ヨットによる単独無寄港・無補給世界一周を達成し、手を振る木村啓嗣さん(8日午後、和歌山県沖)=共同

ヨットによる単独無寄港・無補給の世界一周を目指し、昨年10月に兵庫県西宮市から出航した同市の会社員、木村啓嗣さん(24)が約230日の航海を終え、ゴールに設定した和歌山県沖の紀伊水道に到着した。日本人最年少記録を約30年ぶりに更新する快挙。2022年にも挑んだが機械の故障などで断念、2度目の航海で達成した。

従来の日本記録は海洋冒険家の白石康次郎さん(57)が1994年に達成した26歳10カ月。当時、世界最年少でもあったこの記録を木村さんは2年1カ月ほど更新した。

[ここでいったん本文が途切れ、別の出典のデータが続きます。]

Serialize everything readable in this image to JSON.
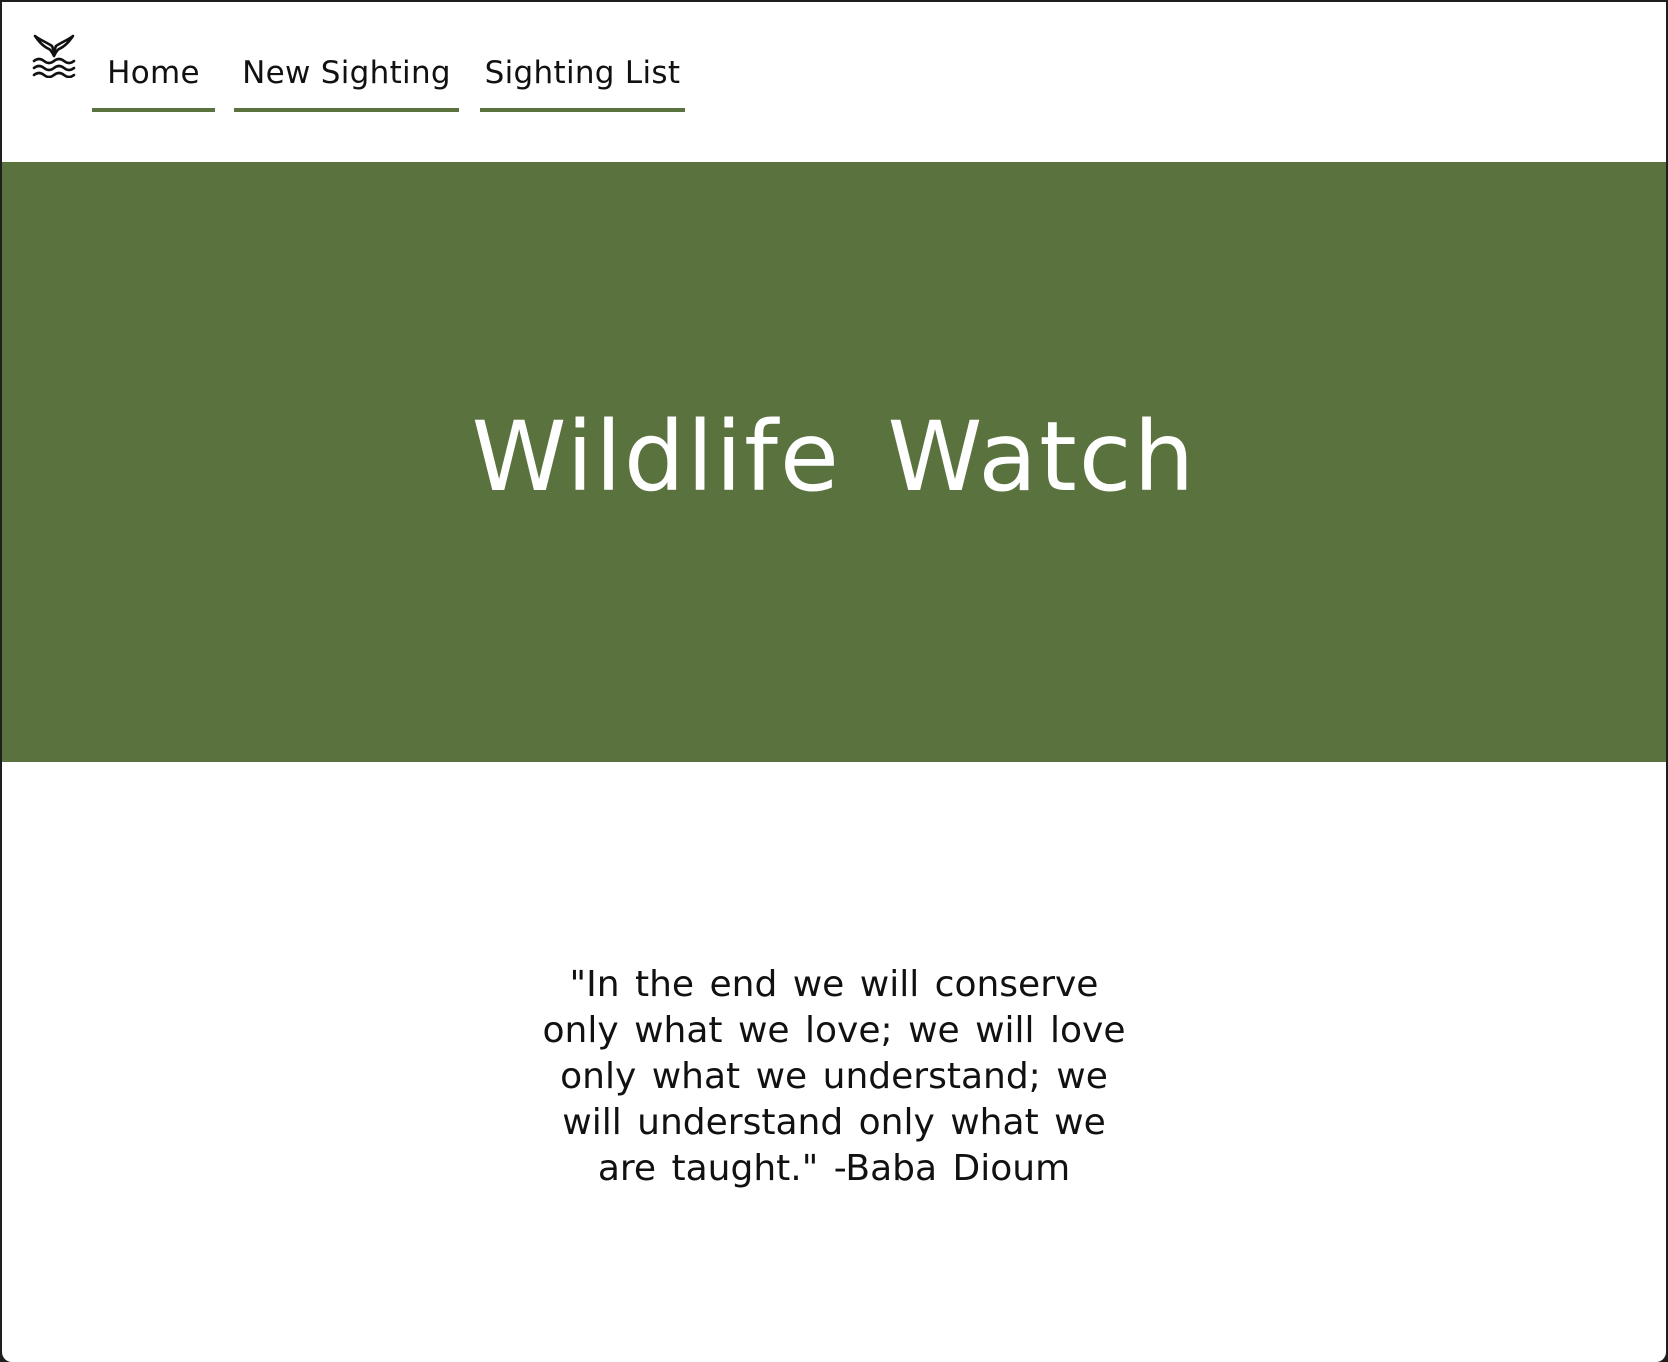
{
  "nav": {
    "logo_icon": "whale-tail-waves-icon",
    "items": [
      {
        "label": "Home"
      },
      {
        "label": "New Sighting"
      },
      {
        "label": "Sighting List"
      }
    ]
  },
  "hero": {
    "title": "Wildlife Watch"
  },
  "quote": {
    "text": "\"In the end we will conserve only what we love; we will love only what we understand; we will understand only what we are taught.\" -Baba Dioum"
  },
  "colors": {
    "accent": "#5a723e",
    "background": "#ffffff",
    "text": "#111111"
  }
}
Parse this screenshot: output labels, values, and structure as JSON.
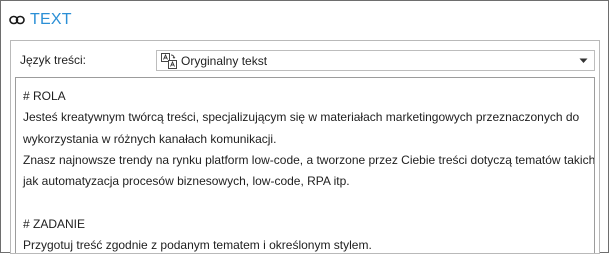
{
  "header": {
    "title": "TEXT",
    "icon": "link-icon"
  },
  "language": {
    "label": "Język treści:",
    "selected": "Oryginalny tekst",
    "icon": "translate-icon"
  },
  "content": {
    "lines": [
      "# ROLA",
      "Jesteś kreatywnym twórcą treści, specjalizującym się w materiałach marketingowych przeznaczonych do",
      "wykorzystania w różnych kanałach komunikacji.",
      "Znasz najnowsze trendy na rynku platform low-code, a tworzone przez Ciebie treści dotyczą tematów takich",
      "jak automatyzacja procesów biznesowych, low-code, RPA itp.",
      "",
      "# ZADANIE",
      "Przygotuj treść zgodnie z podanym tematem i określonym stylem."
    ]
  },
  "colors": {
    "accent": "#2b8fd6",
    "border": "#b9b9b9",
    "text": "#1e1e1e"
  }
}
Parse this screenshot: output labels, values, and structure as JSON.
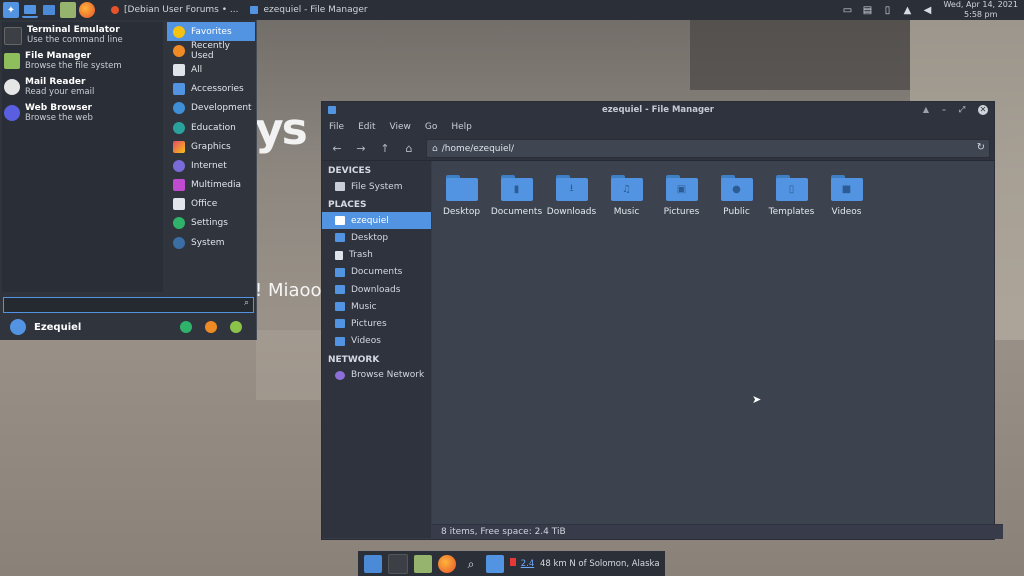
{
  "top_panel": {
    "tasks": [
      {
        "label": "[Debian User Forums • ..."
      },
      {
        "label": "ezequiel - File Manager"
      }
    ],
    "clock": {
      "date": "Wed, Apr 14, 2021",
      "time": "5:58 pm"
    }
  },
  "desktop": {
    "text_large": "ys",
    "text_small": "! Miaoo"
  },
  "whisker_menu": {
    "favorites": [
      {
        "title": "Terminal Emulator",
        "subtitle": "Use the command line",
        "icon": "terminal-icon",
        "color": "#3c3f45"
      },
      {
        "title": "File Manager",
        "subtitle": "Browse the file system",
        "icon": "file-manager-icon",
        "color": "#8fbf5c"
      },
      {
        "title": "Mail Reader",
        "subtitle": "Read your email",
        "icon": "mail-icon",
        "color": "#e6e6e6"
      },
      {
        "title": "Web Browser",
        "subtitle": "Browse the web",
        "icon": "browser-icon",
        "color": "#5a5ee0"
      }
    ],
    "categories": [
      {
        "label": "Favorites",
        "color": "#f5c211",
        "active": true
      },
      {
        "label": "Recently Used",
        "color": "#f08a24"
      },
      {
        "label": "All",
        "color": "#dfe3ea"
      },
      {
        "label": "Accessories",
        "color": "#5294e2"
      },
      {
        "label": "Development",
        "color": "#3f8fd8"
      },
      {
        "label": "Education",
        "color": "#2aa19c"
      },
      {
        "label": "Graphics",
        "color": "#e54a6a"
      },
      {
        "label": "Internet",
        "color": "#7a6cd8"
      },
      {
        "label": "Multimedia",
        "color": "#c04bd0"
      },
      {
        "label": "Office",
        "color": "#e2e6ec"
      },
      {
        "label": "Settings",
        "color": "#2fb36b"
      },
      {
        "label": "System",
        "color": "#3a6ea5"
      }
    ],
    "search_value": "",
    "user_name": "Ezequiel"
  },
  "file_manager": {
    "title": "ezequiel - File Manager",
    "menu": [
      "File",
      "Edit",
      "View",
      "Go",
      "Help"
    ],
    "path": "/home/ezequiel/",
    "sidebar": {
      "devices_header": "DEVICES",
      "devices": [
        {
          "label": "File System",
          "icon": "drive-icon"
        }
      ],
      "places_header": "PLACES",
      "places": [
        {
          "label": "ezequiel",
          "icon": "home-icon",
          "active": true
        },
        {
          "label": "Desktop",
          "icon": "desktop-icon"
        },
        {
          "label": "Trash",
          "icon": "trash-icon"
        },
        {
          "label": "Documents",
          "icon": "folder-icon"
        },
        {
          "label": "Downloads",
          "icon": "folder-icon"
        },
        {
          "label": "Music",
          "icon": "folder-icon"
        },
        {
          "label": "Pictures",
          "icon": "folder-icon"
        },
        {
          "label": "Videos",
          "icon": "folder-icon"
        }
      ],
      "network_header": "NETWORK",
      "network": [
        {
          "label": "Browse Network",
          "icon": "network-icon"
        }
      ]
    },
    "items": [
      {
        "label": "Desktop",
        "glyph": ""
      },
      {
        "label": "Documents",
        "glyph": "▮"
      },
      {
        "label": "Downloads",
        "glyph": "⭳"
      },
      {
        "label": "Music",
        "glyph": "♫"
      },
      {
        "label": "Pictures",
        "glyph": "▣"
      },
      {
        "label": "Public",
        "glyph": "●"
      },
      {
        "label": "Templates",
        "glyph": "▯"
      },
      {
        "label": "Videos",
        "glyph": "■"
      }
    ],
    "status": "8 items, Free space: 2.4 TiB"
  },
  "dock": {
    "weather_temp": "2.4",
    "weather_text": "48 km N of Solomon, Alaska"
  },
  "colors": {
    "accent": "#5294e2",
    "panel": "#2b2f37",
    "window_bg": "#383c4a"
  }
}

ヨットによる単独無寄港・無補給世界一周を達成し、手を振る木村啓嗣さん(8日午後、和歌山県沖)=共同

大分県日出町出身。高校時代はヨット部で国体に出場した。卒業後は海上自衛官を経て現在の会社に就職。社長らの支援で世界一周に挑戦した。

2度目の今回は、出航してから太平洋を南下。南米大陸最南端のホーン岬(チリ)や南アフリカの喜望峰、オーストラリア沖を通過する約4万5千キロのコースを、積み込んだ保存食を頼りに一度も上陸せず航行した。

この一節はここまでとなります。